Sejarah menunjukkan, bahwa di ujung barat kepulauan Nusantara
terdapatlah sebuah Kerajaan Islam Aceh Darussalam, yang tercatat sebagai
satu dari lima kerajaan Islam terbesar di jamannya. Sebagai sebuah
kerajaan yang terletak di ujung barat, maka Kerajaan Aceh Darussalam
menjadi pintu gerbang pelayaran di Selat Malaka. Oleh karenanya tidak
mengherankan bahwa Kerajaan Aceh Darussalam memiliki Armada Laut yang
luar biasa kuatnya. Dalam perjalanan sejarah, pada masa pemerintahan
salah seorang Sultan yaitu Baginda Sultan Alaiddin Riayat Syah Al
Mukammil pada abad ke 16 – 17 tepatnya pada tahun 1589 hingga 1604,
sejarah mencatat nama besar seorang pahlawan perempuan yaitu LAKSAMANA
MALAHAYATI. Ia adalah seorang Laksamana perang perempuan yang memimpin
lebih kurang 1000 orang pasukan Inong Balee (satu-satunya pasukan yang
terdiri dari kaum perempuan) dengan gagah berani. Menjadi menarik,
karena Laksamana Malahayati bukan saja hanya Laksamana pertama di
Indonesia, melainkan ia adalah seorang Laksamana perempuan pertama di
dunia. Petarung garis depan. Pemimpin laskar Inong Balee yang disegani
musuh dan kawan.
Riwayat Masa Remaja Laksamana Keumalahayati:
Pada masa kejayaan Aceh, akhir abad XV, Aceh pernah melahirkan seorang
tokoh wanita bernama Keumalahayati. Adapun nama Keumala dalam bahasa
Aceh itu sama dengan kemala yang berarti sebuah batu yang indah dan
bercahaya, banyak kasiatnya dan mengandung kesaktian. (Poerwadarminto,
1989 : 414). Berdasarkan sebuah manuskrip (M.S.) yang tersimpan di
University Kebangsaan Malaysia din berangka tahun 1254 H atau sekitar
tahun 1875 M, Keumalahayati berasal dari kalangan bangsawan Aceh, dari
kalangan sultan-sultan Aceh terdahulu.
Ayah Keumalahayati bernama Laksamana Mahmud Syah. Kakeknya dari garis
ayahnya adalah Laksamana Muhammad Said Syah putra dari Sultan Salahuddin
Syah yang memerintah sekitar tahun 1530-1539 M. Adapun Sultan
Salahuddin Syah adalah putra dari Sultan Ibrahim Ali Mughayat Syah
(1513-1530 M), yang merupakan pendiri Kerajaan Aceh Darussalam. (Rusdi
Sufi, 1994 : 30-33). Jika dilihat dari silsilah Keumalahayati dapat
dipastikan bahwa dirinya berasal dari darah biru, yang merupakan
keluarga bangsawan keraton.
Ayah dan kakeknya Keumalahayati pernah menjadi Laksamana Angkatan Laut,
sehingga jiwa bahari yang dimiliki oleh ayah dan kakeknya sangat
berpengaruh pada perkembangan pribadinya, seperti kata pepatah, "buah
jatuh tidak jauh dari pohonnya". Oleh karena sang ayah dan kakeknya
seorang Panglima Angkatan Laut, maka jiwa bahari tersebut dapat diwarisi
oleh Keumalahayati. Kendatipun dirinya hanya seorang wanita, ia juga
ingin menjadi seorang pelaut yang gagah berani seperti ayah dan
kakeknya. Sepanjang catatan sejarah, tahun kelahiran dan tahun kematian
Keumalahayati belum diketahui dengan pasti.
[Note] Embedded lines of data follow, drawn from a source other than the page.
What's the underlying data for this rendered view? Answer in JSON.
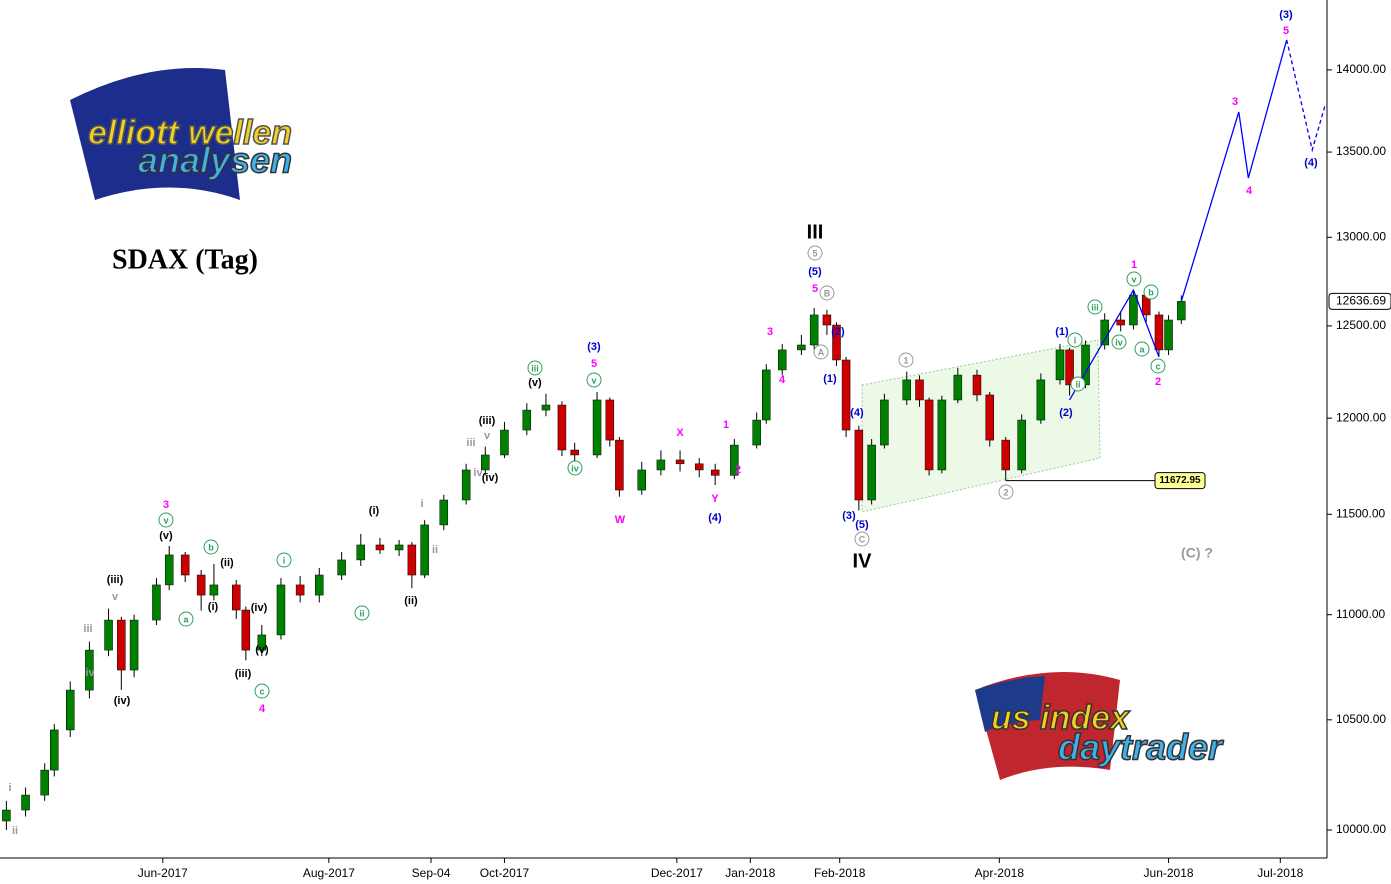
{
  "chart_data": {
    "type": "candlestick",
    "title": "SDAX (Tag)",
    "log_scale": true,
    "up_color": "#008000",
    "down_color": "#cc0000",
    "xlim": [
      0,
      415
    ],
    "ylim": [
      9877,
      14440
    ],
    "xticks": [
      {
        "value": 51,
        "label": "Jun-2017"
      },
      {
        "value": 103,
        "label": "Aug-2017"
      },
      {
        "value": 135,
        "label": "Sep-04"
      },
      {
        "value": 158,
        "label": "Oct-2017"
      },
      {
        "value": 212,
        "label": "Dec-2017"
      },
      {
        "value": 235,
        "label": "Jan-2018"
      },
      {
        "value": 263,
        "label": "Feb-2018"
      },
      {
        "value": 313,
        "label": "Apr-2018"
      },
      {
        "value": 366,
        "label": "Jun-2018"
      },
      {
        "value": 401,
        "label": "Jul-2018"
      }
    ],
    "yticks": [
      {
        "value": 10000,
        "label": "10000.00"
      },
      {
        "value": 10500,
        "label": "10500.00"
      },
      {
        "value": 11000,
        "label": "11000.00"
      },
      {
        "value": 11500,
        "label": "11500.00"
      },
      {
        "value": 12000,
        "label": "12000.00"
      },
      {
        "value": 12500,
        "label": "12500.00"
      },
      {
        "value": 13000,
        "label": "13000.00"
      },
      {
        "value": 13500,
        "label": "13500.00"
      },
      {
        "value": 14000,
        "label": "14000.00"
      }
    ],
    "x": [
      2,
      8,
      14,
      17,
      22,
      28,
      34,
      38,
      42,
      49,
      53,
      58,
      63,
      67,
      74,
      77,
      82,
      88,
      94,
      100,
      107,
      113,
      119,
      125,
      129,
      133,
      139,
      146,
      152,
      158,
      165,
      171,
      176,
      180,
      187,
      191,
      194,
      201,
      207,
      213,
      219,
      224,
      230,
      237,
      240,
      245,
      251,
      255,
      259,
      262,
      265,
      269,
      273,
      277,
      284,
      288,
      291,
      295,
      300,
      306,
      310,
      315,
      320,
      326,
      332,
      335,
      340,
      346,
      351,
      355,
      359,
      363,
      366,
      370
    ],
    "open": [
      10040,
      10089,
      10156,
      10269,
      10453,
      10639,
      10829,
      10974,
      10734,
      10974,
      11146,
      11295,
      11195,
      11096,
      11146,
      11023,
      10829,
      10902,
      11146,
      11096,
      11195,
      11270,
      11345,
      11320,
      11345,
      11195,
      11446,
      11573,
      11728,
      11806,
      11937,
      12043,
      12070,
      11832,
      11806,
      12097,
      11884,
      11624,
      11728,
      11780,
      11760,
      11728,
      11700,
      11858,
      11990,
      12259,
      12368,
      12395,
      12561,
      12505,
      12313,
      11937,
      11573,
      11858,
      12097,
      12205,
      12097,
      11728,
      12097,
      12231,
      12124,
      11884,
      11728,
      11990,
      12205,
      12368,
      12178,
      12395,
      12533,
      12505,
      12672,
      12561,
      12368,
      12533
    ],
    "high": [
      10130,
      10190,
      10300,
      10480,
      10680,
      10870,
      11030,
      10990,
      11000,
      11180,
      11340,
      11310,
      11220,
      11250,
      11170,
      11040,
      10950,
      11180,
      11190,
      11230,
      11310,
      11400,
      11380,
      11370,
      11360,
      11470,
      11600,
      11760,
      11850,
      11980,
      12080,
      12130,
      12090,
      11870,
      12140,
      12110,
      11900,
      11770,
      11830,
      11830,
      11790,
      11760,
      11890,
      12030,
      12290,
      12400,
      12450,
      12600,
      12590,
      12520,
      12330,
      11960,
      11890,
      12130,
      12250,
      12230,
      12110,
      12120,
      12270,
      12260,
      12140,
      11900,
      12020,
      12240,
      12400,
      12380,
      12420,
      12570,
      12580,
      12700,
      12690,
      12580,
      12560,
      12670
    ],
    "low": [
      10000,
      10060,
      10130,
      10240,
      10420,
      10600,
      10800,
      10640,
      10700,
      10950,
      11120,
      11160,
      11020,
      11070,
      10980,
      10780,
      10800,
      10880,
      11060,
      11060,
      11170,
      11240,
      11300,
      11290,
      11130,
      11180,
      11420,
      11550,
      11700,
      11790,
      11910,
      12010,
      11800,
      11770,
      11790,
      11850,
      11590,
      11600,
      11700,
      11720,
      11690,
      11650,
      11680,
      11840,
      11970,
      12230,
      12340,
      12370,
      12450,
      12280,
      11900,
      11520,
      11550,
      11840,
      12070,
      12060,
      11700,
      11710,
      12080,
      12090,
      11850,
      11672.95,
      11710,
      11970,
      12180,
      12120,
      12160,
      12370,
      12470,
      12480,
      12520,
      12330,
      12340,
      12510
    ],
    "close": [
      10089,
      10156,
      10269,
      10453,
      10639,
      10829,
      10974,
      10734,
      10974,
      11146,
      11295,
      11195,
      11096,
      11146,
      11023,
      10829,
      10902,
      11146,
      11096,
      11195,
      11270,
      11345,
      11320,
      11345,
      11195,
      11446,
      11573,
      11728,
      11806,
      11937,
      12043,
      12070,
      11832,
      11806,
      12097,
      11884,
      11624,
      11728,
      11780,
      11760,
      11728,
      11700,
      11858,
      11990,
      12259,
      12368,
      12395,
      12561,
      12505,
      12313,
      11937,
      11573,
      11858,
      12097,
      12205,
      12097,
      11728,
      12097,
      12231,
      12124,
      11884,
      11728,
      11990,
      12205,
      12368,
      12178,
      12395,
      12533,
      12505,
      12672,
      12561,
      12368,
      12533,
      12636.69
    ],
    "lines": [
      {
        "color": "#0000ff",
        "dashed": false,
        "x": [
          335,
          355,
          363
        ],
        "values": [
          12097,
          12700,
          12330
        ]
      },
      {
        "color": "#0000ff",
        "dashed": false,
        "x": [
          370,
          388,
          391,
          403
        ],
        "values": [
          12636.69,
          13742,
          13346,
          14187
        ]
      },
      {
        "color": "#0000ff",
        "dashed": true,
        "x": [
          403,
          411,
          415
        ],
        "values": [
          14187,
          13513,
          13780
        ]
      }
    ],
    "annotations": [
      {
        "text": "ii",
        "color": "#999999",
        "circled": false
      },
      {
        "text": "i",
        "color": "#999999",
        "circled": false
      },
      {
        "text": "iii",
        "color": "#999999",
        "circled": false
      },
      {
        "text": "iv",
        "color": "#999999",
        "circled": false
      },
      {
        "text": "v",
        "color": "#999999",
        "circled": false
      },
      {
        "text": "(iii)",
        "color": "#000000",
        "circled": false
      },
      {
        "text": "(iv)",
        "color": "#000000",
        "circled": false
      },
      {
        "text": "3",
        "color": "#ff00ff",
        "circled": false
      },
      {
        "text": "v",
        "color": "#2e9e5e",
        "circled": true
      },
      {
        "text": "(v)",
        "color": "#000000",
        "circled": false
      },
      {
        "text": "a",
        "color": "#2e9e5e",
        "circled": true
      },
      {
        "text": "b",
        "color": "#2e9e5e",
        "circled": true
      },
      {
        "text": "(i)",
        "color": "#000000",
        "circled": false
      },
      {
        "text": "(ii)",
        "color": "#000000",
        "circled": false
      },
      {
        "text": "(iii)",
        "color": "#000000",
        "circled": false
      },
      {
        "text": "(iv)",
        "color": "#000000",
        "circled": false
      },
      {
        "text": "(v)",
        "color": "#000000",
        "circled": false
      },
      {
        "text": "c",
        "color": "#2e9e5e",
        "circled": true
      },
      {
        "text": "4",
        "color": "#ff00ff",
        "circled": false
      },
      {
        "text": "i",
        "color": "#2e9e5e",
        "circled": true
      },
      {
        "text": "ii",
        "color": "#2e9e5e",
        "circled": true
      },
      {
        "text": "(i)",
        "color": "#000000",
        "circled": false
      },
      {
        "text": "(ii)",
        "color": "#000000",
        "circled": false
      },
      {
        "text": "i",
        "color": "#999999",
        "circled": false
      },
      {
        "text": "ii",
        "color": "#999999",
        "circled": false
      },
      {
        "text": "iii",
        "color": "#999999",
        "circled": false
      },
      {
        "text": "v",
        "color": "#999999",
        "circled": false
      },
      {
        "text": "iv",
        "color": "#999999",
        "circled": false
      },
      {
        "text": "(iii)",
        "color": "#000000",
        "circled": false
      },
      {
        "text": "(iv)",
        "color": "#000000",
        "circled": false
      },
      {
        "text": "iii",
        "color": "#2e9e5e",
        "circled": true
      },
      {
        "text": "(v)",
        "color": "#000000",
        "circled": false
      },
      {
        "text": "iv",
        "color": "#2e9e5e",
        "circled": true
      },
      {
        "text": "(3)",
        "color": "#0000cc",
        "circled": false
      },
      {
        "text": "5",
        "color": "#ff00ff",
        "circled": false
      },
      {
        "text": "v",
        "color": "#2e9e5e",
        "circled": true
      },
      {
        "text": "W",
        "color": "#ff00ff",
        "circled": false
      },
      {
        "text": "X",
        "color": "#ff00ff",
        "circled": false
      },
      {
        "text": "Y",
        "color": "#ff00ff",
        "circled": false
      },
      {
        "text": "(4)",
        "color": "#0000cc",
        "circled": false
      },
      {
        "text": "1",
        "color": "#ff00ff",
        "circled": false
      },
      {
        "text": "2",
        "color": "#ff00ff",
        "circled": false
      },
      {
        "text": "3",
        "color": "#ff00ff",
        "circled": false
      },
      {
        "text": "4",
        "color": "#ff00ff",
        "circled": false
      },
      {
        "text": "III",
        "color": "#000000",
        "circled": false
      },
      {
        "text": "5",
        "color": "#999999",
        "circled": true
      },
      {
        "text": "(5)",
        "color": "#0000cc",
        "circled": false
      },
      {
        "text": "5",
        "color": "#ff00ff",
        "circled": false
      },
      {
        "text": "B",
        "color": "#999999",
        "circled": true
      },
      {
        "text": "A",
        "color": "#999999",
        "circled": true
      },
      {
        "text": "(2)",
        "color": "#0000cc",
        "circled": false
      },
      {
        "text": "(1)",
        "color": "#0000cc",
        "circled": false
      },
      {
        "text": "(4)",
        "color": "#0000cc",
        "circled": false
      },
      {
        "text": "(3)",
        "color": "#0000cc",
        "circled": false
      },
      {
        "text": "(5)",
        "color": "#0000cc",
        "circled": false
      },
      {
        "text": "C",
        "color": "#999999",
        "circled": true
      },
      {
        "text": "IV",
        "color": "#000000",
        "circled": false
      },
      {
        "text": "1",
        "color": "#999999",
        "circled": true
      },
      {
        "text": "2",
        "color": "#999999",
        "circled": true
      },
      {
        "text": "(1)",
        "color": "#0000cc",
        "circled": false
      },
      {
        "text": "(2)",
        "color": "#0000cc",
        "circled": false
      },
      {
        "text": "i",
        "color": "#2e9e5e",
        "circled": true
      },
      {
        "text": "ii",
        "color": "#2e9e5e",
        "circled": true
      },
      {
        "text": "iii",
        "color": "#2e9e5e",
        "circled": true
      },
      {
        "text": "iv",
        "color": "#2e9e5e",
        "circled": true
      },
      {
        "text": "1",
        "color": "#ff00ff",
        "circled": false
      },
      {
        "text": "v",
        "color": "#2e9e5e",
        "circled": true
      },
      {
        "text": "b",
        "color": "#2e9e5e",
        "circled": true
      },
      {
        "text": "a",
        "color": "#2e9e5e",
        "circled": true
      },
      {
        "text": "c",
        "color": "#2e9e5e",
        "circled": true
      },
      {
        "text": "2",
        "color": "#ff00ff",
        "circled": false
      },
      {
        "text": "(C) ?",
        "color": "#999999",
        "circled": false
      },
      {
        "text": "3",
        "color": "#ff00ff",
        "circled": false
      },
      {
        "text": "4",
        "color": "#ff00ff",
        "circled": false
      },
      {
        "text": "(3)",
        "color": "#0000cc",
        "circled": false
      },
      {
        "text": "5",
        "color": "#ff00ff",
        "circled": false
      },
      {
        "text": "(4)",
        "color": "#0000cc",
        "circled": false
      }
    ],
    "logos": [
      "elliott wellen",
      "analysen",
      "us index",
      "daytrader"
    ]
  }
}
Hanya dapat ditafsirkan bahwa masa hidup Keumalahayati sekitar akhir
abad XV dan awal abad XVI. Pada masa Keumalahayati masih remaja,
Kerajaan Aceh Darussalam telah memiliki Akademi Militer yang bernama
Mahad Baitul Makdis, yang terdiri dari jurusan Angkatan Darat dan Laut,
dengan para instrukturnya sebagian berasal dari Turki. Sebagai anak
seorang Panglima Angkatan Laut, Keumalahayati mendapat kebebasan untuk
memilih pendidikan yang ia inginkan. Setelah melalui pendidikan agama di
Meunasah, RanAkang dan Dayah, Keumalahayati berniat mengikuti karir
ayahnya yang pada waktu itu telah menjadi Laksamana. Sebagai seorang
anak yang mewarisi darah bahari, Keumalahayati bercita-cita ingin
menjadi pelaut yang tangguh.
Untuk mewujudkan cita-citanya menjadi seorang pelaut, ia kemudian ikut
mendaftarkan diri dalam penerimaan calon taruna di Akademi Militer Mahad
Baitul Makdis. Berkat kecerdasan dan ketangkasannya, ia diterima
sebagai siswa taruna akademi militer tersebut. Pendidikan militer pada
tahun pertama dan kedua ia lalui dengan sangat baik, karena ternyata ia
adalah seorang taruna wanita yang berprestasi sangat memuaskan. Sebagai
taruna yang cakap dan mempunyai prestasi yang sangat menonjol telah
membuat la sangat dikenal di kalangan para taruna lainnya, termasuk juga
para taruna yang setingkat lebih tinggi dari dirinya. Maka tidak
mengherankan kalau banyak mahasiswa di Akademi Militer tersebut yang
sayang padanya. Bahkan banyak pula yang telah tertambat hatinya pada
wanita tersebut.
Namun di antara sekian banyak taruna laki-laki yang jatuh cinta padanya,
tidak ada yang berkenan di hatinya. la lebih mementingkan pendidikannya
dari pada memikirkan hal-hal yang menurutnya belum saatnya untuk
dilakukan. Sebagai siswa yang berprestasi di Akademi Militer Mahad
Baitul Makdis, Keumalahayati berhak memilih jurusan yang ia inginkan.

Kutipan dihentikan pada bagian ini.